Walk with me, the voice said again. She looked back to where the light had flickered, but the black sun had grown huge and swollen, and all the sky was going dark. She felt the mannarim stone in her hand and clenched it tightly, and then she saw the light glowing against the shadow waxing above her. It was blue and fierce, and while it seemed no more than a pinpoint she could feel that it was strong and alive, like a bolt of lightning trapped in a marble, trembling with power and eager to burst free. Walk with me, the voice said a third time. Cara looked down from the light and saw a castle the size of a city underneath it, its battlements were gilded with gold.

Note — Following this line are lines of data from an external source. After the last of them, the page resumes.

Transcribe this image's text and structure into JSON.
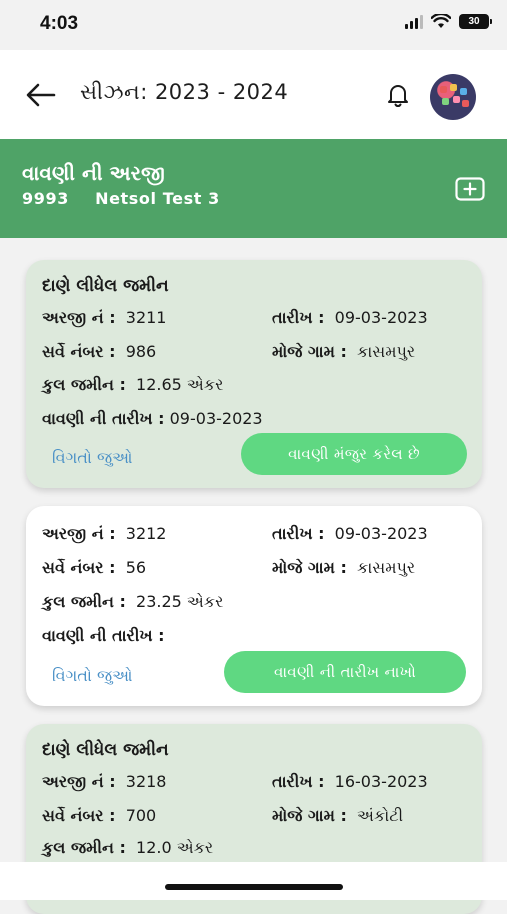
{
  "status_bar": {
    "time": "4:03",
    "battery": "30"
  },
  "header": {
    "title": "સીઝન: 2023 - 2024"
  },
  "banner": {
    "title": "વાવણી ની અરજી",
    "code": "9993",
    "name": "Netsol Test 3"
  },
  "labels": {
    "application_no": "અરજી નં :",
    "date": "તારીખ :",
    "survey_no": "સર્વે નંબર :",
    "village": "મોજે ગામ :",
    "total_land": "કુલ જમીન :",
    "sowing_date": "વાવણી ની તારીખ :",
    "details_link": "વિગતો જુઓ"
  },
  "cards": [
    {
      "heading": "દાણે લીધેલ જમીન",
      "application_no": "3211",
      "date": "09-03-2023",
      "survey_no": "986",
      "village": "કાસમપુર",
      "total_land": "12.65 એકર",
      "sowing_date": "09-03-2023",
      "action": "વાવણી મંજુર કરેલ છે"
    },
    {
      "heading": "",
      "application_no": "3212",
      "date": "09-03-2023",
      "survey_no": "56",
      "village": "કાસમપુર",
      "total_land": "23.25 એકર",
      "sowing_date": "",
      "action": "વાવણી ની તારીખ નાખો"
    },
    {
      "heading": "દાણે લીધેલ જમીન",
      "application_no": "3218",
      "date": "16-03-2023",
      "survey_no": "700",
      "village": "અંકોટી",
      "total_land": "12.0 એકર"
    }
  ],
  "colors": {
    "primary_green": "#4fa367",
    "button_green": "#5fd882",
    "tinted_card": "#dde9dc",
    "link_blue": "#4a90c6"
  }
}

Castle Gwynd? she thought, recalling Hale's stories of Eruhal’s capital. She looked up at the blue light. You want me to go to Eruhal? She asked with her mind. Tread softly, the voice replied. What will I find there? she asked in thought, Am I not safe here in Thrond? There was no reply. Someone whistled behind her and she whirled about. It was the little drow boy in his yellow vest and green trunk hose. He smiled, and she started to go to him. His arms were behind his back, and when she got near he brought them in front. In one hand was a writhing cluster of worms with horned jaws, and in the other was a dagger, a viscous pus was dripping from its edge.
Cara woke with a start. Her flesh felt cold and damp under her furs. A thin beam of moonlight had once again found its way through the window, piercing through the darkness like a spear. She wiped the sweat off her forehead with the back of her hand, pulling a clump of matted red curls out of her eyes. She was tempted to throw on a gown and sit by the fire, or go into the citadel where there were thousands of dwarves awake and milling about. It would have meant waking her sister, as their legs and feet had become entangled as they sept. Gislain was a monster when woken prematurely. Cara decided to remain in bed and let Kylie’s rhythmic snoring serenade her back to sleep. Walk with me, she thought. Walk with who? She felt instantly foolish, and tried to stifle the nervous twinge that had pitched its tent within her stomach. It meant nothing, she told herself. She closed her eyes and lost herself in memories of home, galloping her silver across Cavanal Hill, when the day time sky was only blue, white and gold, and all her dreams were sweet.